Outre le succès du pays à faire face à la pandémie, il ne pouvait pas passer inaperçu, alors que sur les affiches américaines qui disaient "l'isolement social équivaut au communisme", en Chine - où les manifestations sociales typiques des pays capitalistes sont régulièrement enregistrées par des "radicaux" et " anticapitalistes » comme des manifestations qui disqualifient le substantif « socialisme » de cette réalité – 480 XNUMX militants du Parti communiste chinois ont été les héros qui ont sauvé Wuhan en offrant leur propre vie au sacrifice – une manifestation impossible à percevoir dans les pays capitalistes incapables de montrer à leur propre peuple les vertus de ce qu'ils représentent. Dans les relations internationales, les « capitalistes » et « oppresseurs » chinois ont agi en grande harmonie avec les Cubains dans un degré de coordination de l'aide internationale auquel aucun véritable pays capitaliste n'a pu faire face. La promesse de Xi Jinping de socialiser avec les pays pauvres le vaccin à découvrir par les Chinois ne peut pas être moins dans un monde où les vrais capitalistes étaient prêts à acheter l'exclusivité du vaccin.

Je reviens à Marx, sans le sodomiser, pour faire une analyse du présent à partir de catégories réelles d'analyse, ce qui n'est pas étranger à sa tradition. Après tout, c'est le même qui nous a équipés méthodologiquement pour affronter le temps présent, indiquant la nécessité de concevoir l'anatomie du singe à partir de l'anatomie humaine. La Chine est en effet une alternative à l'anatomie du singe (décadence néolibérale et capitaliste). L'unité de sa société face à la menace de mort et aux défis de l'impérialisme la conditionne comme l'entité politique et sociale la plus avancée de notre époque. Ses grandes entreprises et ses banques publiques sont le mur d'acier dans la lutte contre le Covid-19.
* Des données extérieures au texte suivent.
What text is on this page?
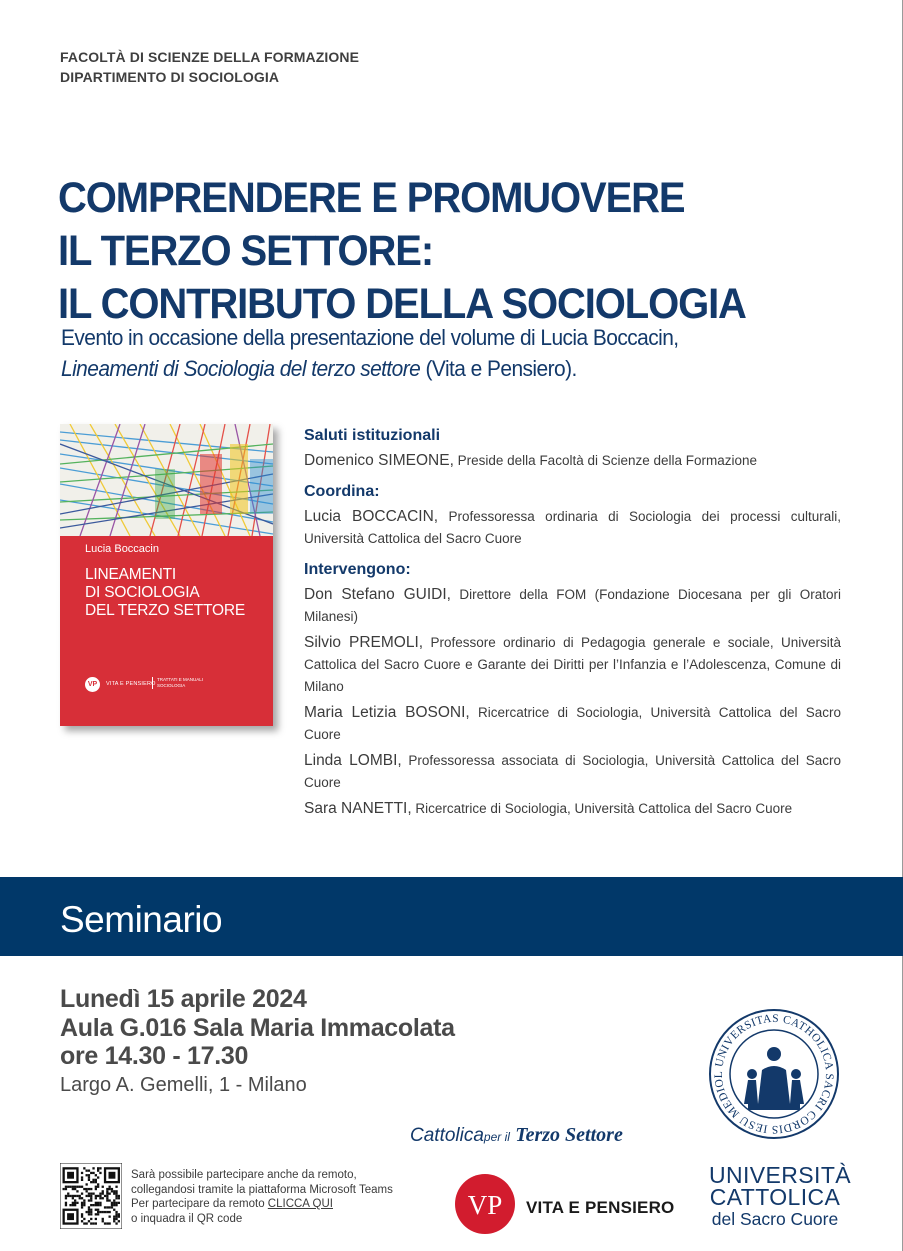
FACOLTÀ DI SCIENZE DELLA FORMAZIONE
DIPARTIMENTO DI SOCIOLOGIA
COMPRENDERE E PROMUOVERE
IL TERZO SETTORE:
IL CONTRIBUTO DELLA SOCIOLOGIA
Evento in occasione della presentazione del volume di Lucia Boccacin,
Lineamenti di Sociologia del terzo settore (Vita e Pensiero).
Lucia Boccacin
LINEAMENTI
DI SOCIOLOGIA
DEL TERZO SETTORE
VP	VITA E PENSIERO
TRATTATI E MANUALI
SOCIOLOGIA
Saluti istituzionali
Domenico SIMEONE, Preside della Facoltà di Scienze della Formazione
Coordina:
Lucia BOCCACIN, Professoressa ordinaria di Sociologia dei processi culturali, Università Cattolica del Sacro Cuore
Intervengono:
Don Stefano GUIDI, Direttore della FOM (Fondazione Diocesana per gli Oratori Milanesi)
Silvio PREMOLI, Professore ordinario di Pedagogia generale e sociale, Università Cattolica del Sacro Cuore e Garante dei Diritti per l’Infanzia e l’Adolescenza, Comune di Milano
Maria Letizia BOSONI, Ricercatrice di Sociologia, Università Cattolica del Sacro Cuore
Linda LOMBI, Professoressa associata di Sociologia, Università Cattolica del Sacro Cuore
Sara NANETTI, Ricercatrice di Sociologia, Università Cattolica del Sacro Cuore
Seminario
Lunedì 15 aprile 2024
Aula G.016 Sala Maria Immacolata
ore 14.30 - 17.30
Largo A. Gemelli, 1 - Milano
Cattolicaper il Terzo Settore
Sarà possibile partecipare anche da remoto,
collegandosi tramite la piattaforma Microsoft Teams
Per partecipare da remoto CLICCA QUI
o inquadra il QR code	VP VITA E PENSIERO
UNIVERSITAS CATHOLICA SACRI CORDIS IESU MEDIOL
UNIVERSITÀ
CATTOLICA
del Sacro Cuore
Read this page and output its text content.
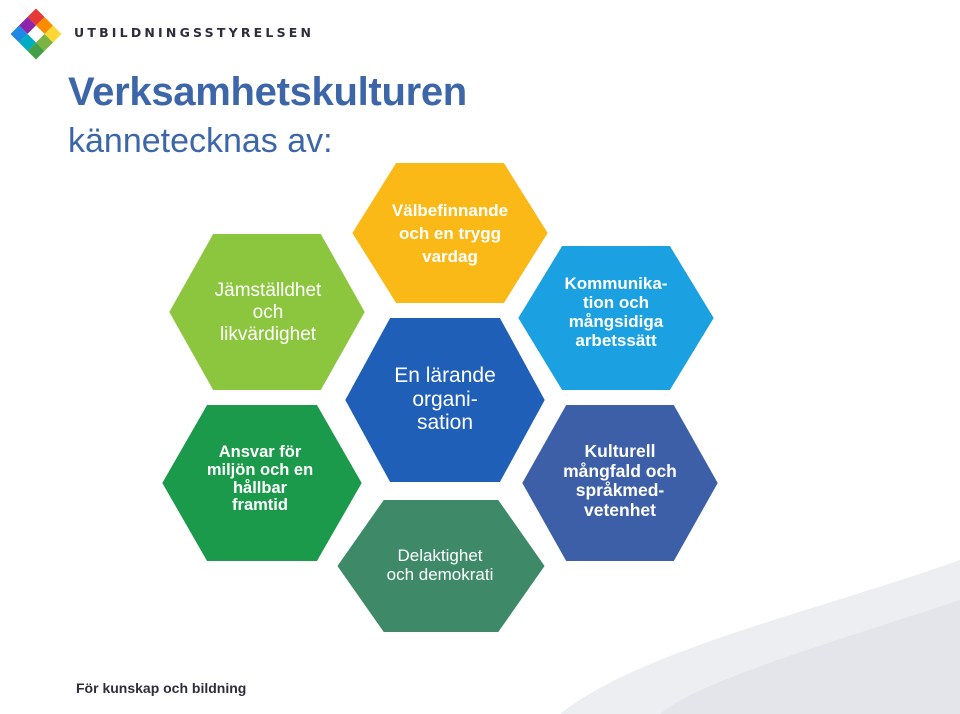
UTBILDNINGSSTYRELSEN
Verksamhetskulturen
kännetecknas av:
Jämställdhet
och
likvärdighet
Välbefinnande
och en trygg
vardag
Kommunika-
tion och
mångsidiga
arbetssätt
Ansvar för
miljön och en
hållbar
framtid
En lärande
organi-
sation
Kulturell
mångfald och
språkmed-
vetenhet
Delaktighet
och demokrati
För kunskap och bildning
C'est le socialisme qui l'a emporté sur le capitalisme qui existe encore en Chine. Pas un socialisme idéalisé, utopique, lié à « l'imaginaire » collectif des militants radicaux de la classe moyenne. C'est le socialisme comme forme historique. Comme quelque chose de nouveau surgissant dans des circonstances qui n'ont été choisies par personne. Sa forme historique prend la forme d'une nouvelle économie du design, une entité constituée à la lumière du dépassement de l'incertitude keynésienne et de la planification de la « destruction créatrice » schumpétérienne. C'est l'élément supérieur interne au mode de production le plus avancé de cette formation socio-économique.

Une expression du socialisme à un niveau supérieur, où la restriction de l'action de la loi de la valeur permet la planification à des niveaux supérieurs et la concentration sur la construction, simultanément, de grands et de milliers de biens publics en réponse aux immenses contradictions sociales de ce processus de développement. Le « projet » remplace lentement le marché comme noyau de la société. Son pendant social est un « pacte d'adhésion tacite ». C'est la croyance en l'État comme son représentant et en des dirigeants à l'écoute des grands besoins nationaux et populaires que l'on observe comment les rapports de production s'adaptent aux nouvelles forces productives qui s'écrasent sur le monde.

Partir du « concret », affirmer que la Chine – sur la base de critères « marxistes » – ne satisfait pas à tous les « contrôles » qui la conditionnent comme exemple d’alternative revient à ne pas identifier l’anatomie humaine capable de dévoiler l’anatomie de le singe. Au final, c'est une manière différente d'arriver aux mêmes conclusions que Francis Fukuyama. La Chine démontre que l'histoire n'est pas terminée ; il est encore à l'agonie.

*Elias Jabbour Professeur de relations internationales et d'économie à l'Université d'État de Rio de Janeiro (UERJ). Auteur, entre autres livres, de Chine : socialisme et développement (Anita Garibaldi).